Where he has shown the most rapid learning curve has been on the Middle East. As South Korean foreign minister, given the focus on Northeast Asia, the Middle East is understandably not on the top of his agenda. His initial impulse was to take the Israeli point of view. At U.S. and Israeli bidding, he purged “Arabists” at UN headquarters who upheld UN resolutions.
Exposure to Benjamin Netanyahu and the reality on the ground seem to have brought him a long way toward the common global view reflected in UN Resolution 242 on the principles for Middle East peace and other resolutions. His burying of the recent report he had commissioned on Israeli actions in Gaza is part of a long secretariat tradition of protecting Israel and suggests that he still has some way to go. Nonetheless he has gone much further than the Obama administration in characterizing Israel’s settlements as illegal.
Bridging the Charisma Divide
The job of the secretary general is, by its nature, frustrating. Ban persuaded Sudan to accept peacekeepers in Darfur, but failed to secure essential Western logistics such as air support in particular.
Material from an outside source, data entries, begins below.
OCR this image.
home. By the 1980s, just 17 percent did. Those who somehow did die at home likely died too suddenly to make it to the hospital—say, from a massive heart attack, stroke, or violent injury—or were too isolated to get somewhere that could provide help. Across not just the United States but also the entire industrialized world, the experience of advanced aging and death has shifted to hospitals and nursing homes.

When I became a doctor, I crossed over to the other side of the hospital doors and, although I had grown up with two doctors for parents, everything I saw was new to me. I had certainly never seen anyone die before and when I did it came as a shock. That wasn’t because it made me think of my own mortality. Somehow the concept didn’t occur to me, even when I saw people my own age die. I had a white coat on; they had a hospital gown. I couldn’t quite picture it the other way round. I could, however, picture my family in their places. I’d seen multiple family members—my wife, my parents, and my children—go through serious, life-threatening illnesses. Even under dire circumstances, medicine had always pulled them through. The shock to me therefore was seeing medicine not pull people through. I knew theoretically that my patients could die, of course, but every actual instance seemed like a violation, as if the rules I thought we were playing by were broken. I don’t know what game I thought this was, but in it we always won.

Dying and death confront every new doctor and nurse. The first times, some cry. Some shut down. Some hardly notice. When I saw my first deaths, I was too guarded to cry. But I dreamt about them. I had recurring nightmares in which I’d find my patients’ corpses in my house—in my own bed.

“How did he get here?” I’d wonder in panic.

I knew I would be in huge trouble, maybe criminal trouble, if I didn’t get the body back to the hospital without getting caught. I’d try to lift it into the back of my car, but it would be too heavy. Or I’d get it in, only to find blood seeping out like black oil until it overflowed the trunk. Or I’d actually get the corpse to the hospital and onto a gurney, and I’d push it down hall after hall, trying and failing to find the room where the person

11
As always, subsequent scapegoating of “UN failure” obscured his initial success (not to mention Western culpability).
Recently, his staff has tried to remedy his perceived charisma deficit. They have pointed out that he has appointed more women to senior positions in the organization than ever before. There is also his work in persuading some countries and companies to set aside differences and donate flu vaccines for developing countries. These are fine achievements, but the world expects him to deliver more of the ethical dimension of a UN secretary general, even as he dips his arms in the sordid sink of realpolitik.
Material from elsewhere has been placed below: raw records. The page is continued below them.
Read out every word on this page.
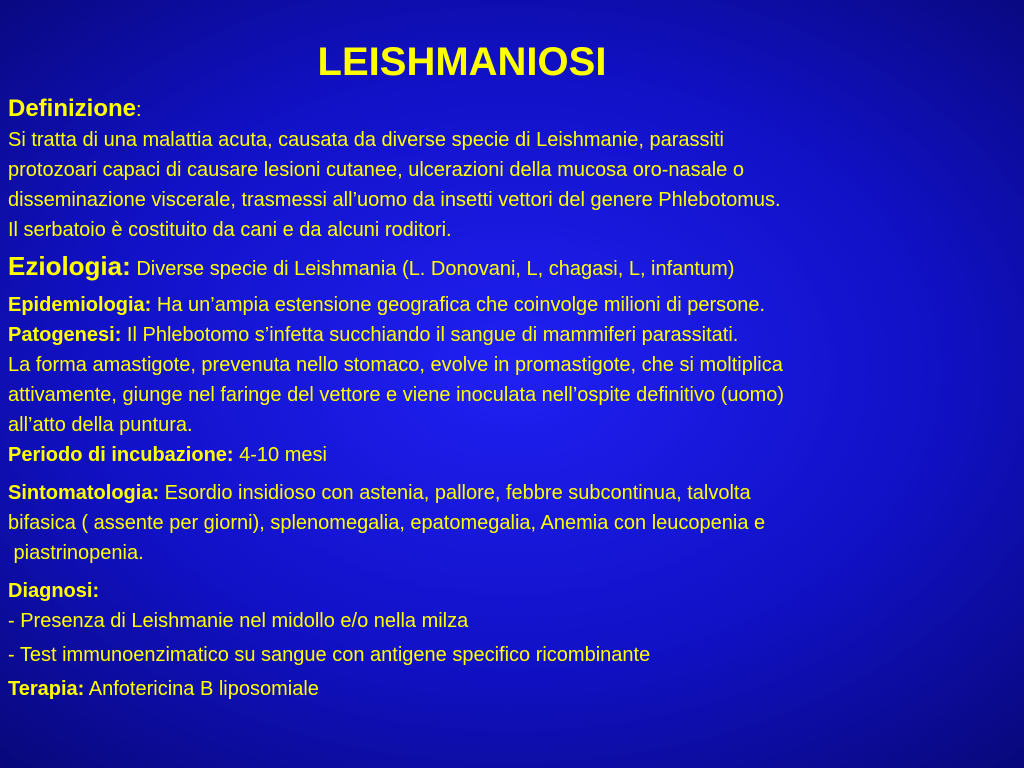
LEISHMANIOSI
Definizione:
Si tratta di una malattia acuta, causata da diverse specie di Leishmanie, parassiti
protozoari capaci di causare lesioni cutanee, ulcerazioni della mucosa oro-nasale o
disseminazione viscerale, trasmessi all’uomo da insetti vettori del genere Phlebotomus.
Il serbatoio è costituito da cani e da alcuni roditori.
Eziologia: Diverse specie di Leishmania (L. Donovani, L, chagasi, L, infantum)
Epidemiologia: Ha un’ampia estensione geografica che coinvolge milioni di persone.
Patogenesi: Il Phlebotomo s’infetta succhiando il sangue di mammiferi parassitati.
La forma amastigote, prevenuta nello stomaco, evolve in promastigote, che si moltiplica
attivamente, giunge nel faringe del vettore e viene inoculata nell’ospite definitivo (uomo)
all’atto della puntura.
Periodo di incubazione: 4-10 mesi
Sintomatologia: Esordio insidioso con astenia, pallore, febbre subcontinua, talvolta
bifasica ( assente per giorni), splenomegalia, epatomegalia, Anemia con leucopenia e
piastrinopenia.
Diagnosi:
- Presenza di Leishmanie nel midollo e/o nella milza
- Test immunoenzimatico su sangue con antigene specifico ricombinante
Terapia: Anfotericina B liposomiale
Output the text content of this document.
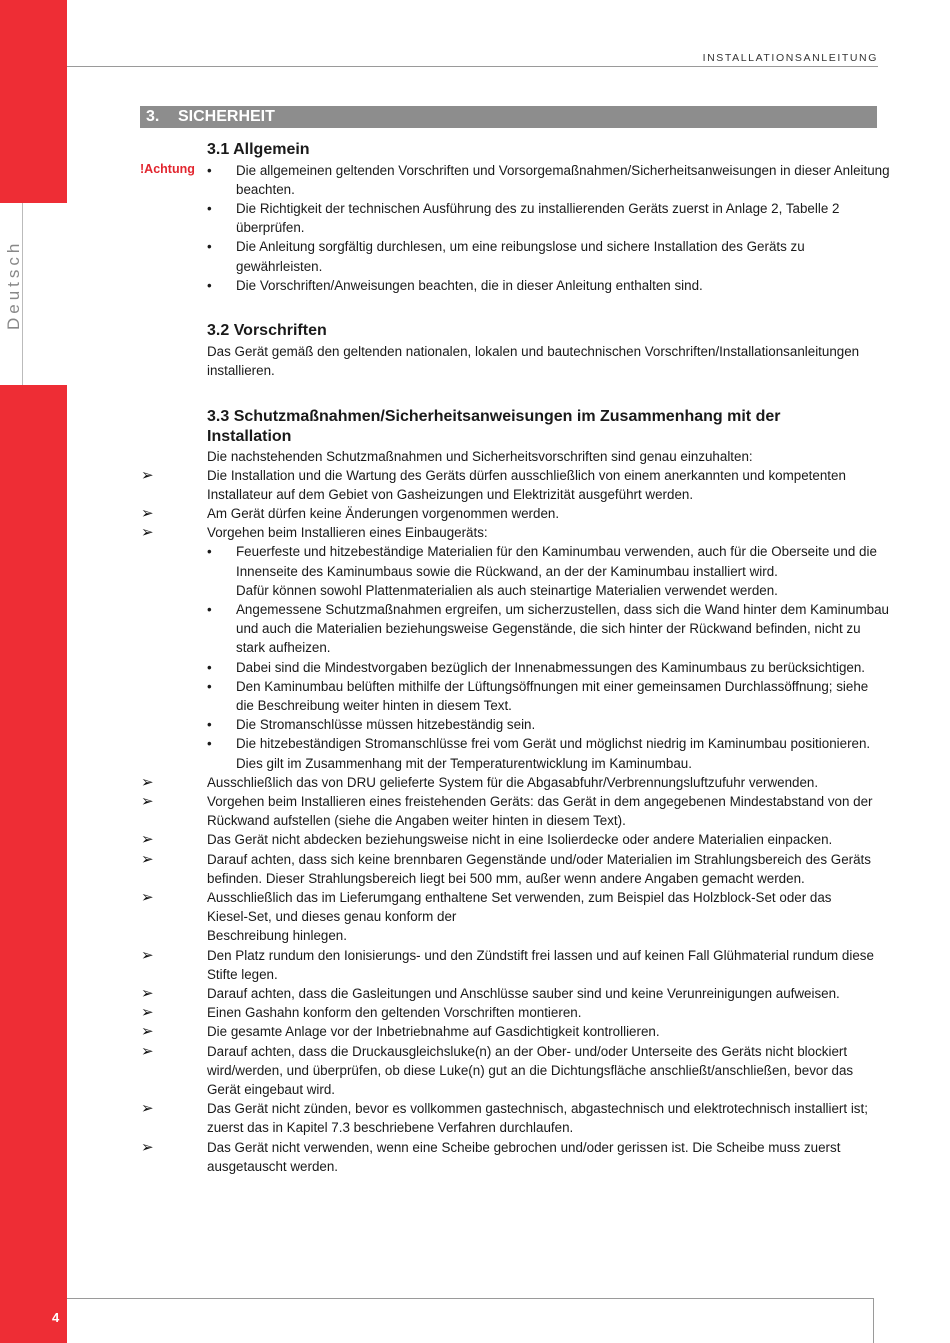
INSTALLATIONSANLEITUNG
Deutsch
4
3. SICHERHEIT
!Achtung
3.1 Allgemein
• Die allgemeinen geltenden Vorschriften und Vorsorgemaßnahmen/Sicherheitsanweisungen in dieser Anleitung
beachten.
• Die Richtigkeit der technischen Ausführung des zu installierenden Geräts zuerst in Anlage 2, Tabelle 2
überprüfen.
• Die Anleitung sorgfältig durchlesen, um eine reibungslose und sichere Installation des Geräts zu
gewährleisten.
• Die Vorschriften/Anweisungen beachten, die in dieser Anleitung enthalten sind.
3.2 Vorschriften
Das Gerät gemäß den geltenden nationalen, lokalen und bautechnischen Vorschriften/Installationsanleitungen
installieren.
3.3 Schutzmaßnahmen/Sicherheitsanweisungen im Zusammenhang mit der
Installation
Die nachstehenden Schutzmaßnahmen und Sicherheitsvorschriften sind genau einzuhalten:
➢	Die Installation und die Wartung des Geräts dürfen ausschließlich von einem anerkannten und kompetenten
Installateur auf dem Gebiet von Gasheizungen und Elektrizität ausgeführt werden.
➢	Am Gerät dürfen keine Änderungen vorgenommen werden.
➢	Vorgehen beim Installieren eines Einbaugeräts:
• Feuerfeste und hitzebeständige Materialien für den Kaminumbau verwenden, auch für die Oberseite und die
Innenseite des Kaminumbaus sowie die Rückwand, an der der Kaminumbau installiert wird.
Dafür können sowohl Plattenmaterialien als auch steinartige Materialien verwendet werden.
• Angemessene Schutzmaßnahmen ergreifen, um sicherzustellen, dass sich die Wand hinter dem Kaminumbau
und auch die Materialien beziehungsweise Gegenstände, die sich hinter der Rückwand befinden, nicht zu
stark aufheizen.
• Dabei sind die Mindestvorgaben bezüglich der Innenabmessungen des Kaminumbaus zu berücksichtigen.
• Den Kaminumbau belüften mithilfe der Lüftungsöffnungen mit einer gemeinsamen Durchlassöffnung; siehe
die Beschreibung weiter hinten in diesem Text.
• Die Stromanschlüsse müssen hitzebeständig sein.
• Die hitzebeständigen Stromanschlüsse frei vom Gerät und möglichst niedrig im Kaminumbau positionieren.
Dies gilt im Zusammenhang mit der Temperaturentwicklung im Kaminumbau.
➢	Ausschließlich das von DRU gelieferte System für die Abgasabfuhr/Verbrennungsluftzufuhr verwenden.
➢	Vorgehen beim Installieren eines freistehenden Geräts: das Gerät in dem angegebenen Mindestabstand von der
Rückwand aufstellen (siehe die Angaben weiter hinten in diesem Text).
➢	Das Gerät nicht abdecken beziehungsweise nicht in eine Isolierdecke oder andere Materialien einpacken.
➢	Darauf achten, dass sich keine brennbaren Gegenstände und/oder Materialien im Strahlungsbereich des Geräts
befinden. Dieser Strahlungsbereich liegt bei 500 mm, außer wenn andere Angaben gemacht werden.
➢	Ausschließlich das im Lieferumgang enthaltene Set verwenden, zum Beispiel das Holzblock-Set oder das
Kiesel-Set, und dieses genau konform der
Beschreibung hinlegen.
➢	Den Platz rundum den Ionisierungs- und den Zündstift frei lassen und auf keinen Fall Glühmaterial rundum diese
Stifte legen.
➢	Darauf achten, dass die Gasleitungen und Anschlüsse sauber sind und keine Verunreinigungen aufweisen.
➢	Einen Gashahn konform den geltenden Vorschriften montieren.
➢	Die gesamte Anlage vor der Inbetriebnahme auf Gasdichtigkeit kontrollieren.
➢	Darauf achten, dass die Druckausgleichsluke(n) an der Ober- und/oder Unterseite des Geräts nicht blockiert
wird/werden, und überprüfen, ob diese Luke(n) gut an die Dichtungsfläche anschließt/anschließen, bevor das
Gerät eingebaut wird.
➢	Das Gerät nicht zünden, bevor es vollkommen gastechnisch, abgastechnisch und elektrotechnisch installiert ist;
zuerst das in Kapitel 7.3 beschriebene Verfahren durchlaufen.
➢	Das Gerät nicht verwenden, wenn eine Scheibe gebrochen und/oder gerissen ist. Die Scheibe muss zuerst
ausgetauscht werden.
With the Obama administration, Ban has the best chance of any of his recent predecessors of speaking truth to power and emerging unscathed. Consider, for instance, his labeling the United States a “deadbeat” over its dues arrears this March. The recent firing of Clinton/Holbrooke protégé Peter Galbraith from the Afghan mission, whether wise or not, at least indicates a willingness to stand up to the United States.
Ban’s independence is actually a boon for Washington. The secretary general, with his penchant for multilateral diplomacy, often says and does what President Obama believes but can’t say publically. More straight-talking from Ban could actually help the declared foreign policy objectives of the White House.